Il lui tendit un flacon, rempli d'un liquide orangé. Vous passerez me voir chaque
semaine, c'est entendu ?
Et Edith se sentit renoncer, elle n'avait pas la force de lutter et après tout pourquoi
pas ? Ça ou autre chose... Et puis, oui, elle s'en rendait compte maintenant : elle avait peur, une peur
terrible de la vieillesse, un dégoût de sa vieillesse, de ces rides qu'elle voyait apparaître
insidieusement au coin de ses yeux, sur ses mains, de sa peau qui devenait plus flasque par endroits.
Arnaud avait dû la quitter pour cela, au fond, lui qui était plus jeune qu'elle. Et maintenant, que
pouvait-elle espérer ? Déjà elle ne sentait plus le désir dans le regard des hommes. Elle vieillissait et
elle n'aurait pas d'enfant, elle n'en voulait d'ailleurs pas, elle ne revivrait pas même sa jeunesse à
travers celle d'un enfant, par procuration. Elle vieillirait seule. Laide.

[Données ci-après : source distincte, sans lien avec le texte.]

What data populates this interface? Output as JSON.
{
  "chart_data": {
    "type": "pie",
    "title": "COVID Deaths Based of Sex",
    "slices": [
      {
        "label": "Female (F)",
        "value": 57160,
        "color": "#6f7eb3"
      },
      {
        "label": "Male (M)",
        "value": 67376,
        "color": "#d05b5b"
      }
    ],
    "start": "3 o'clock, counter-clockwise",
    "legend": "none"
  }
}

À moins que... à moins que cela marche après tout. Elle prit le flacon et en avala le
contenu.
Par ce geste elle scellait un pacte avec le psychiatre, et durant une année entière,
chaque semaine, elle se rendrait, au 32 avenue du Manoir, au 4ème étage, porte gauche, sans que
jamais Monsieur Ervich ni aucun de ses collègues ne soupçonne rien.
Le professeur mégalomane manipulait sa créature, il l'auscultait et guettait les signes
de rajeunissement, la preuve que son projet fou fonctionnait. Et en effet, la peau d'Edith devenait
plus lisse à mesure que les mois passaient, retrouvait la fermeté de ses vingt ans. Mais ce qu'elle
gagnait en jeunesse, Edith semblait le perdre en santé mentale : l’élixir du Docteur Klein était
devenu une obsession et loin de la combler, il l'épuisait dans cette lutte acharnée contre les marques
du temps. Elle avait, parfois, le sentiment terrifiant d'avoir perdu quelque chose de son humanité en
même temps que la sénescence tant redoutée.
Malgré tout Edith ne parvenait pas à se défaire des griffes du médecin, il lui semblait
qu'il lisait en elle à cœur ouvert, et choisissait toujours les mots qu'il fallait pour la convaincre.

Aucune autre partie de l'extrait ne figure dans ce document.